消費寄託としての銀行預金・消費貸借としての銀行貸付


貨幣はモノなのか、という問題についての法的な取扱については、論点をもひとつみておく。銀行預金の法的性格を巡る問題である。(なお、2020年4日から民法が改正・施行されているが、以下の記述は改正後の民法の考え方に基づいている。)銀行の機能の機能については、多くの教科書では銀行法の記述に基づいて説明されているように見受けられる。銀行法第10条では、(1)預金、(2)貸付、(3)為替の3つを銀行の業務としているが、経済学の教科書などでは、預金と貸付を合わせて金融仲介(資金仲介)とし、為替を決済としたうえで、その2つを銀行の機能とまとめる記述が多い。(教科書によっては、それに信用創造を加える場合もある。)
その場合の金融仲介機能であるが、銀行は預金として預かった貨幣を、その貨幣を必要とする別の経済主体に貸し付ける機能を果たしていると見做している。預金が先行し、預金として集めた貨幣を貸し出すという因果関係である。私は、銀行が預金を集めることと、貸出を行うこととは別の業務であり、預金として集めた資金を貸し出すという説明は誤りであると考えるのだが、預金を貸し出すという説明が行われる背景には、銀行預金をあたかも貸金庫行、倉庫営業と同等と法律上は見做されているという現実が強く働いていると考えている。

銀行預金:消費寄託

銀行預金は法的には消費寄託として扱われる。寄託とは物品などを他人に預け、その処置や保管を頼むことである。寄託とは一般には倉庫営業に使われる概念であるが、それを準用し、預金者は寄託者であり、銀行は被寄託(受寄・受託)者とされる。
法的には、銀行預金は倉庫営業の一形態である貸金庫などと類似の業務とみなされる。
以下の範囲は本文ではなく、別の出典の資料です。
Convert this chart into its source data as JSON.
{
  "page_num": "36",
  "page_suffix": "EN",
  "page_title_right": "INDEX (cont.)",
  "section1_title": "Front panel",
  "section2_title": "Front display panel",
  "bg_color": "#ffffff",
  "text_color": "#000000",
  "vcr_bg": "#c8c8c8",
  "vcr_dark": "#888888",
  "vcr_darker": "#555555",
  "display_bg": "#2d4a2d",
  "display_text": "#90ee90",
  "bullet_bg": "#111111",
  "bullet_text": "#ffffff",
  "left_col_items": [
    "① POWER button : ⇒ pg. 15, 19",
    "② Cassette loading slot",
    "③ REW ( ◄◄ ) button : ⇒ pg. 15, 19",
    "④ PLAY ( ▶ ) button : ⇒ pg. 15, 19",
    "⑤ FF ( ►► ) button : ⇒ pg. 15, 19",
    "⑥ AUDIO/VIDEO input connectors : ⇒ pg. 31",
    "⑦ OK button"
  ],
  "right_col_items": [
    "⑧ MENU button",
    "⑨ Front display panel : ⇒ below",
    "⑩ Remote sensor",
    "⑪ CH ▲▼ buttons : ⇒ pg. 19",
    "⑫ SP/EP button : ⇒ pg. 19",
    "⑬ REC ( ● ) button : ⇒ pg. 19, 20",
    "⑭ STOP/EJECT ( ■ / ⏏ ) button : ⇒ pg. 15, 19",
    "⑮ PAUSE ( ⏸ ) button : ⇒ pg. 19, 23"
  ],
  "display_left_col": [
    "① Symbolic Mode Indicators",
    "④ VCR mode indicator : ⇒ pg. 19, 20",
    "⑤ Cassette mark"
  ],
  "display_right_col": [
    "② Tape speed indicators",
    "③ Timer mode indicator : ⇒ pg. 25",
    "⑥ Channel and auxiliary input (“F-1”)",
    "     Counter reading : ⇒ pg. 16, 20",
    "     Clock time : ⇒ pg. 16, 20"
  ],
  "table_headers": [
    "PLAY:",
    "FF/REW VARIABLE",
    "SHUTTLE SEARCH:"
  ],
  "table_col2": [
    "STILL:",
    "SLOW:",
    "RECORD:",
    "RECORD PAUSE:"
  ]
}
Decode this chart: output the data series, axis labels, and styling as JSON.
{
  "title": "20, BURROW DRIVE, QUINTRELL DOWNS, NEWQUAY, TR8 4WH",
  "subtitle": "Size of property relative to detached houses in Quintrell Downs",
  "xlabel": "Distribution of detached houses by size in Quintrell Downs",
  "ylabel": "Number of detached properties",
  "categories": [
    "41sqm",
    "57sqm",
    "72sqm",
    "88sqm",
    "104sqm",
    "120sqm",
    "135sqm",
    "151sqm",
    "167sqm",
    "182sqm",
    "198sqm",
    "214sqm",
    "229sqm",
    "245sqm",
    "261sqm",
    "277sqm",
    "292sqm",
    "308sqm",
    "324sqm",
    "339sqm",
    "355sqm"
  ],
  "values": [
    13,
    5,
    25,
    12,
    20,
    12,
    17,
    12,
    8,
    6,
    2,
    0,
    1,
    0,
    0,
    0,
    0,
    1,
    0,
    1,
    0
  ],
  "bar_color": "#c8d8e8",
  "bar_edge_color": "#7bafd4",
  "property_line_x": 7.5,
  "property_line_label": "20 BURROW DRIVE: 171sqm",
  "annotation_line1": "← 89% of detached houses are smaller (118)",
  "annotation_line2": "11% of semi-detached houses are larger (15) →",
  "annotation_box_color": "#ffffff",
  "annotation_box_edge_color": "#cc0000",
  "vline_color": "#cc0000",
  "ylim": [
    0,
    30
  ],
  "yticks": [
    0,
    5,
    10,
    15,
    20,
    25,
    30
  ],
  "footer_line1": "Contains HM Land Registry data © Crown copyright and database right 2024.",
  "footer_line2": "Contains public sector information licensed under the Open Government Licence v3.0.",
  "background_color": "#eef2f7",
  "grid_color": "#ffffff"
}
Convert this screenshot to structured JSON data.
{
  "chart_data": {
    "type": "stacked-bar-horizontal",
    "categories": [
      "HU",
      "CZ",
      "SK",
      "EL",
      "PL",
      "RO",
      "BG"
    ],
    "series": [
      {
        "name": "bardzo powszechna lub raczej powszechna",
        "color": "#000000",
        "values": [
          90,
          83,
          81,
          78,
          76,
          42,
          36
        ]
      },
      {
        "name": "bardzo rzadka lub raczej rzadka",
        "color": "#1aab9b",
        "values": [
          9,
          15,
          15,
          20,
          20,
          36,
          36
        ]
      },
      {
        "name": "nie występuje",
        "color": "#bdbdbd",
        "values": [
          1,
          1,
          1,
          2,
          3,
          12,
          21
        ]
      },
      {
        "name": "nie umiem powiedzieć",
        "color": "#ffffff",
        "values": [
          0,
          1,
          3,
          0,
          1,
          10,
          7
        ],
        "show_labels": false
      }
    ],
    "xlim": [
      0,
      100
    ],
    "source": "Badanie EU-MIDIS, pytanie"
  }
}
銀行の起源のひとつが金匠のもつ金庫に金貨を預けたことによる、という説があることを考えるならば、現代の銀行も貨幣というモノをあずかる貸金庫のようなものである、とみなすことは一理あるようにみえる。
銀行預金は消費寄託とされるのだが、一般的に寄託の場合は、寄託が終了したときには寄託物を返還しなければならないのに対し、消費寄託は被寄託者が預かったものを消費して、これと同種・同等・同量の物を返還すればよいとされる。
したがって、銀行は預金者から預かった金銭を消費・運用し、預金者から請求があった場合は、それと同等の金銭を返還すればよいことになる。
預金と同じく消費寄託の法理が適用される事例として、純金積立の場合の金の保管がある。購入して積み立てた金は一定量になれば、インゴットとして引き出すことになるが、それまでは運営会社に預け入れていくことになる。預ける方法としては「消費寄託」と「混合寄託」の2種類がある。消費寄託は預けた金の所有権が運営会社に帰属するので、運営会社はそれを運用することができる。したがって、保管料は無料の場合が多いが、運用会社が倒産した場合は、金が戻らないリスクもある。
他方で混合寄託の場合は、金の所有権は契約者(寄託者)に帰属する。消費寄託の場合の逆であり、保管料を支払うが、運営会社が倒産しても金が戻らないというリスクは回避できる。混合寄託とは、本来は石油や酒類などの寄託についての概念であり、同一の種類・品質のものを混合させて保管することでコストを削減する保管を意味する。

銀行貸付:消費貸借

他方で、銀行による貸付は消費貸借とみなされる。消費貸借は今日では、事実上金銭消費貸借の場合が殆どであるかと思われるが、かつては米、麦、酒などという物財も消費貸借された。
銀行預金としての消費寄託契約と銀行貸付としての消費貸借契約は、いずれも金銭についての契約であり、交付した金銭そのものではなく、それと同種同等のモノを返還する義務が生じるという点で同一であるとみなされている。消費貸借契約が金銭を交付された側(銀行から借りた側)の利益を重視するのに対し、消費寄託契約は金銭を交付した側(銀行に預金した側)の利益を重視する違いがあると考えられている。返還の時期の定めが無い場合に消費寄託と消費貸借とで、相違が生じるとされ法解釈が分かれるようであるが、実際には預金契約などは、普通預金や定期預金などの銀行の取引約款で詳細が定められている。
いずれにせよ銀行の貸付も法的には使用貸借や賃貸借などと同様のモノの貸借の一形態とみなされている。しかし、貨幣の貸借を、上述したような米や麦、酒などと同様のモノの貸借の法理を準用して適用しているのであるが、法律学の場合、実務上、そのような扱いで法的な不整合が生じていない限りにおいて、それは正しい判断と見做されるのであろう。

何が騙取され、何が貸借されるのか

以上、みてきたように法的には貨幣(通貨)はモノとして扱われている。しかし、貨幣は金融資産であり、物的資産とは異なる。したがって、これをモノとして扱うことには無理がある。
では上述した例での騙取の場合、モノが騙取されたのではないとしたら、何がだまし取られたのか。その問題に答えるまえに、そもそも貨幣とは何か、について簡単に述べておく。(詳細については別項に譲なければならない。)貨幣とは自らの債務を決済することことが社会的に認められた特定の主体に帰属する社会的権利能力である。